Lots of you have probably heard of iPhone NCK unlock. NCK means Network Control Key, that's an ancient dream of all the hackers to unlock an iPhone using NCK code. This way will open the possibility to permanent unlock all the released units despite of iOS version and baseband version. That method worked for iPhone 2G but since that time lots of things changed in iPhone's baseband structure and right now this method is very difficult to be implemented to unlock such devices as iPhone 3G/3GS/4/4S as there is activation process based on Apple Server side. So let's try to figure out what is NCK code and how can it help by unlocking Apple's devices.

The NCK code actually looks like this: 

NO=123456789012345&

It has 15 unique numbers (which also can have different meanings and sign the locktype). Simple bruteforce will take years but if you have those parameters it will take significantly less time to generate the whole code.

NCK codes are used in all mobile phones but Apple iPhone has the most strongest "NCK" protection.

NCK generation algorithm:

In pseudo code, it looks like this

deviceKey = SHA1_hash(norID+chipID)
nckKey = custom_hash(norID, chipID, SHA1_hash(NCK), deviceKey)
rawSignature = generateSignature(SHA1_hash(norID+chipID), SHA1_hash(chipID))
Signature = RSA_encrypt(rawSignature, privateRSAkey)
encryptedSignature = TEA_encrypt_cbc(Signature, nckKey)

So now you can use this algorithm to find exploits to unlock iPhone. I know that it can take a lot of time but there is a real possibility to find the way out. Also I tried to describe you the NCK key signing and verification process in general below. The NOR ID is the hardware chip id burned into the baseband chip of the device. It is actually burned into the chip and the size is 64 bytes for iPhone 3G and 128 bytes for the iPhone 3GS. CHIP IP is the motherboard  id.

Baseband NCK key signing and verification process:

The encryptedSignature is then saved to a protected memory area - the device has been locked. This happens when Apple issues the AT+CLCK="PN",1,"NCK" command presumably directly after manufacturing the phone.

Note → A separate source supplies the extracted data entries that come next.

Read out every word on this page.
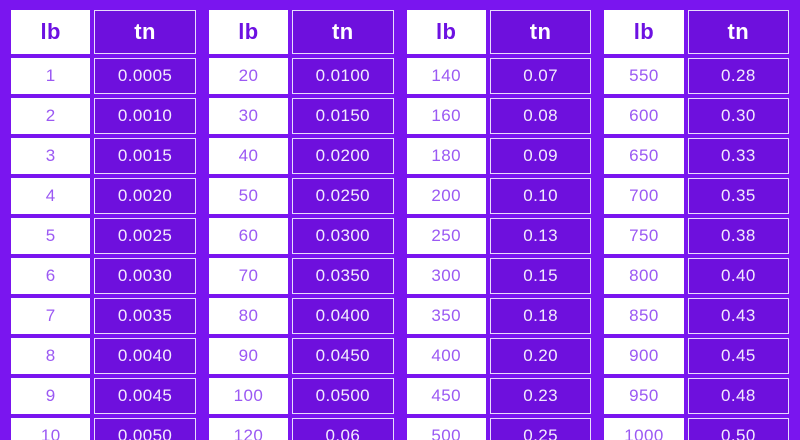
lb	tn
1	0.0005
2	0.0010
3	0.0015
4	0.0020
5	0.0025
6	0.0030
7	0.0035
8	0.0040
9	0.0045
10	0.0050
lb	tn
20	0.0100
30	0.0150
40	0.0200
50	0.0250
60	0.0300
70	0.0350
80	0.0400
90	0.0450
100	0.0500
120	0.06
lb	tn
140	0.07
160	0.08
180	0.09
200	0.10
250	0.13
300	0.15
350	0.18
400	0.20
450	0.23
500	0.25
lb	tn
550	0.28
600	0.30
650	0.33
700	0.35
750	0.38
800	0.40
850	0.43
900	0.45
950	0.48
1000	0.50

When testing a network code key, the baseband firmware reads the encryptedSignature, calculates the deviceKey and the nckKey from the entered NCK, decrypts the encryptedSignature with the nckKey using TEA, decrypts it once more with the public RSA key and verifies the signature with the SHA1 hashes of the chipID / norID. Here's the pseudo code from Dogbert hacker:

deviceKey = SHA1_hash(norID+chipID)
nckKey = custom_hash(norID, chipID, SHA1_hash(NCK), deviceKey)
encryptedSignature = readEncryptedSignature()
Signature = TEA_decrypt_cbc(encryptedSignature, nckKey)
rawSignature = RSA_decrypt(Signature, publicRSAKey)
if ( (rawSignature has correct format) and (rawSignature contains both SHA1_hash(norID+chipID), SHA1_hash(chipID)) and (Lock status byte in rawSignature is OK) )
.. accept every SIM card
else
.. block non-authorized SIMs

A correct NCK key can be stored the application processor part of device. When a certain flag is set, the application firmware (iOS) feeds the NCK into the baseband modem during the boot-up. If the decrypted rawSignature passes the check, the baseband unlocks.

Bruteforcing the NCK from the SecZone

So as you know the NCK code is stored in iPhone baseband memory in the zone which is called SecZone. So the first thing is needed to be done is dumping your NOR memory. When done decrypt it using TEA algorithm (Dogbert's perl script). There is the algorithm that is used to generate that code. Geohots NCKBF program could do around 100,000 keys/second which would produce a hit in many years, or complete a search in 317 years. But those who don’t know, the Dev Team members have found the NCK to be only of 40 Bits (5 digits) which can theoretically be cracked with a brute force attack. Big thanks to Dogbert for providing the clearest info on Apple's NCK algorithm.